Engravers known to be working on producing prints to transfer onto enamel at this time were John Brooks and Robert Hancock.*

Development of Transfer Printing
Enamel plaque of the King of Prussia by J. Sadler of Liverpool, c. 1758.
Sold at Bonham's in 2009 for £1,920.

Transfer printing was the process of applying copperplate prints to the surface of enamel. It was possibly developed in Liverpool in about 1749, as was claimed by two engravers of the town, John Sadler and Guy Green.*14* Whether this was true or not, John Sadler produced a variety of transfer printed enamels till about the 1770s (image above), as well as prints on earthenware.

The earliest known surviving transfer printed enamel (above) is generally thought to have been made in Birmingham. In 1751 a Birmingham-based engraver, John Brooks, attempted to take out a patent for the process but a year later apologised in the local newspaper, Aris's Birmingham Gazette, that 'he never intended to encourage a Monopoly in that Branch of the Trade', suggesting that it was not his invention and was already being practiced in Birmingham.*15* Brooks later moved to London and formed a partnership with Stephen Theodore Jansen and Henry Delamain in setting up the Battersea enamel manufactory producing printed enamels.*16

Base of snuff-box with transfer print of owl and birds, c. 1758-60.
Probably Birmingham made, see more on this print here.

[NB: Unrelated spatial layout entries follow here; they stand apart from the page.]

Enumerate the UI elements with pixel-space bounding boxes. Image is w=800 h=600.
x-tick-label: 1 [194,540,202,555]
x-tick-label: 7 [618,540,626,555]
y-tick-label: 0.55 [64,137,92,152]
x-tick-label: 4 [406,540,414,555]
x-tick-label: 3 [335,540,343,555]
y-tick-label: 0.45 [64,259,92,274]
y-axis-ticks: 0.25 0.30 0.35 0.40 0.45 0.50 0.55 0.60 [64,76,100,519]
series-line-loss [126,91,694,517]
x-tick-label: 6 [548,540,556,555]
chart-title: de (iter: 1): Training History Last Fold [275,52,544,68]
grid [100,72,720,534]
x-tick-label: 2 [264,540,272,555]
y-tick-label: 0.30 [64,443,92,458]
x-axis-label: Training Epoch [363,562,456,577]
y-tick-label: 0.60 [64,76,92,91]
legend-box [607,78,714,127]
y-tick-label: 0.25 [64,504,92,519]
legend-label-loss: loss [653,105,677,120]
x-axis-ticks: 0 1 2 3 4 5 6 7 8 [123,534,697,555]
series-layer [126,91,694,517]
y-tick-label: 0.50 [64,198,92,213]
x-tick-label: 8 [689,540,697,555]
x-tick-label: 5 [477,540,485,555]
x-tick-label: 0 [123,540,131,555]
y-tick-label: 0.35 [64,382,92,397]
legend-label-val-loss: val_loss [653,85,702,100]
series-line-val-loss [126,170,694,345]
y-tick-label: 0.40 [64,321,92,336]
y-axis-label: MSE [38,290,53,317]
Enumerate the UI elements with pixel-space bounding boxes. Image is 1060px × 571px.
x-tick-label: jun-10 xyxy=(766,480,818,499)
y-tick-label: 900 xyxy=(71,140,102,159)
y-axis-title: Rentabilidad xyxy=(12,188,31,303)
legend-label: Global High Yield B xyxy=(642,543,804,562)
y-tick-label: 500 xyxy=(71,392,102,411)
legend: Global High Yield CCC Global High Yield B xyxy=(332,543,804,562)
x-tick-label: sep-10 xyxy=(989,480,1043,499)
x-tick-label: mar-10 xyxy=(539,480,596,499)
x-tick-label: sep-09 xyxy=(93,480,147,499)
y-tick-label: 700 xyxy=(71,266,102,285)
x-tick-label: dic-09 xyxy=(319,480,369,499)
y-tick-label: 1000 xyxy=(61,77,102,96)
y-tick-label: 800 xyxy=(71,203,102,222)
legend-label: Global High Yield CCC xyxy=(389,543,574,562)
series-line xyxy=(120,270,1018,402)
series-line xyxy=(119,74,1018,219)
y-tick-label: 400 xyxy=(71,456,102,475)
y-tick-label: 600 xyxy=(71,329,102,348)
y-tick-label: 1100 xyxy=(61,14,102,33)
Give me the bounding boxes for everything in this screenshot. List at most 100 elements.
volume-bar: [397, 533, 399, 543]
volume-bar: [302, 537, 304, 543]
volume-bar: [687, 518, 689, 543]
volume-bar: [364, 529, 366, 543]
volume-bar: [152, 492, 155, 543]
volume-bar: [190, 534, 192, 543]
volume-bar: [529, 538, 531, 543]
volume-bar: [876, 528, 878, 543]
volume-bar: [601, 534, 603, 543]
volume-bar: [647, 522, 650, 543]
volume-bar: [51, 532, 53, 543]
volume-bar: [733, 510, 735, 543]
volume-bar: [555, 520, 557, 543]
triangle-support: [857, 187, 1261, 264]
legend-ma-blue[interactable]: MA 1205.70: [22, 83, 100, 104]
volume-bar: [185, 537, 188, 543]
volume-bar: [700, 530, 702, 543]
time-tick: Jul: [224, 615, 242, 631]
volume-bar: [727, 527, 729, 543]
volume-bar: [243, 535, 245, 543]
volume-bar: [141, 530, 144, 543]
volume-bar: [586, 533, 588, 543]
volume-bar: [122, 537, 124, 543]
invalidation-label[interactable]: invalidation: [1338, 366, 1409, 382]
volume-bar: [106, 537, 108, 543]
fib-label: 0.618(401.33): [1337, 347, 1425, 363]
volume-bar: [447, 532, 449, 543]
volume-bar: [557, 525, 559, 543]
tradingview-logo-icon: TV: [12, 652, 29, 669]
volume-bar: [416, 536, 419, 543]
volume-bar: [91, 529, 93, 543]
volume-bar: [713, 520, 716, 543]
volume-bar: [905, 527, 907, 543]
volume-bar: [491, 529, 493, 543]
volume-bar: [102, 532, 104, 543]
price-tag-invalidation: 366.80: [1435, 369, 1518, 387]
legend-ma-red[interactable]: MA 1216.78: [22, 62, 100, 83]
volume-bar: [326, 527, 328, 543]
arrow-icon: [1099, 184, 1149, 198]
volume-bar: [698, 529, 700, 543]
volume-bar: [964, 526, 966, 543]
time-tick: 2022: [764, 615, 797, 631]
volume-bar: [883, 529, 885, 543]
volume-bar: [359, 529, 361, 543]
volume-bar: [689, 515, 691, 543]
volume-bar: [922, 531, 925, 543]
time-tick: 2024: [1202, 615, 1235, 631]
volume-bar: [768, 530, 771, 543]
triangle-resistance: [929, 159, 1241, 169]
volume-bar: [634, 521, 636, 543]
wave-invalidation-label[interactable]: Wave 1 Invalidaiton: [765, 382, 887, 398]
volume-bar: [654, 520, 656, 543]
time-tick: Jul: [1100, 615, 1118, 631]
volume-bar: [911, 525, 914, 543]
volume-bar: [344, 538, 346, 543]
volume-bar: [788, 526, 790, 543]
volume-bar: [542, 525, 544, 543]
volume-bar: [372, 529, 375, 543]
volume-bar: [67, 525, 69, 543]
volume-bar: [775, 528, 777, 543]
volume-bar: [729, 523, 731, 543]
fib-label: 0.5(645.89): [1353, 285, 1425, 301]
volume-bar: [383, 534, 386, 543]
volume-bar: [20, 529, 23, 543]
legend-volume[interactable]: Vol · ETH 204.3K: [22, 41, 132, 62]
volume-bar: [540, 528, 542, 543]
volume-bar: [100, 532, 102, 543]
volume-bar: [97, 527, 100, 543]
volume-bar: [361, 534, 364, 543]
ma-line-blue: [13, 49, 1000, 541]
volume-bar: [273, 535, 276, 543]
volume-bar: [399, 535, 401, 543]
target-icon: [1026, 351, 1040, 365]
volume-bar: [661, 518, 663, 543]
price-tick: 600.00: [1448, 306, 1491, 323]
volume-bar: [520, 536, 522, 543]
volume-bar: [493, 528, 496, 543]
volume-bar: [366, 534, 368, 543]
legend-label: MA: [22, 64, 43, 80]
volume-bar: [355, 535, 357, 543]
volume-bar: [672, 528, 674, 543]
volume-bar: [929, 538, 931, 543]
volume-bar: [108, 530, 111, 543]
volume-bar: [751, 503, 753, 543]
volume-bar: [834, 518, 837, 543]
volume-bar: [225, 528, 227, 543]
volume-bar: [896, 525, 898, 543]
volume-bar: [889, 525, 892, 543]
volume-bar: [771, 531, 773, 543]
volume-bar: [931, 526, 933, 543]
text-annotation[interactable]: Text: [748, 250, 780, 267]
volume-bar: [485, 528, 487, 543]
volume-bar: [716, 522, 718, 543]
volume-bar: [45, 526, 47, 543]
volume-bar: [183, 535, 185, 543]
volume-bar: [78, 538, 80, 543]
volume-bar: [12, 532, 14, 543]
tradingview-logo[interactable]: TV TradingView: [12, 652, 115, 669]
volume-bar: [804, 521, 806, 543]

The trade continued in Birmingham under several makers, and one of the largest enamel makers was John Taylor, possibly employing up to 200 people across the enamelling and gilding trades. As well a painting enamel boxes, Taylor's manufactory produced transfer-printed enamel. Lady Shelburne visited the enamelling part of Taylor's factory in 1766 and described the transfer printing of enamel:

At Mr. Taylor's we met again, and he made and enamel'd a landscape on the top of a box before us, which he afterwards gave me as a curiosity from my having seen it done. The method of doing it is this: a stamping instrument managed only by one woman first impresses the picture on paper, which paper is then laid even upon a piece of white enamel and rubbed hard with a knife or instrument like it, till it is marked upon the box. Then there is spread over it with a brush some metallic colour reduced to a fine powder which adheres to the moist part, and, by putting it afterwards into an oven for a few minutes, the whole is completed by fixing the colour.*17*

The Battersea factory in London was open between 1753 and 1756. Although transfer printing had been conducted in Birmingham for at least two years already, many of the early Birmingham transfer prints were overpainted, so Battersea goods were the first time London shoppers saw and bought transfer-printed enamels. Horace Walpole wrote to his friend Richard Bentley in 1755 sending him ‘trifling snuff box’ which he sent to a friend as a ‘sample of the new manufacture at Battersea, which is done with copper-plates' and Walpole had his own ‘cabinet of enamels’ where he displayed intriguing samples of the manufacture.*18* After the closure of the Battersea factory in 1756, they advertised their remaining stock for sale, which included:

A quantity of beautiful enamel, coloured and uncoloured, […] and never yet exhibited to the public view, consisting of snuff boxes of all sizes, of great variety of patterns, […], very proper ornaments for the cabinets of the curious, bottle-tickets, with chains for all sorts of liquors and of different subjects, watch-cases, tooth-pick-cases, coat and sleeve buttons and other curiosities.*19*

Bottle ticket, probably Battersea made 1753-1756.
Sold at Bonhams in 2019 for £956.



Notes
* The plaque (top image) is sometimes claimed to have been designed by the London-based engraver Louis Philippe Boitard, but this is not currently evidenced. Victorian and early 1900s scholars thought that only London produced these goods, which has since been disproved. See Susan Benjamin, English Enamel Boxes (1978).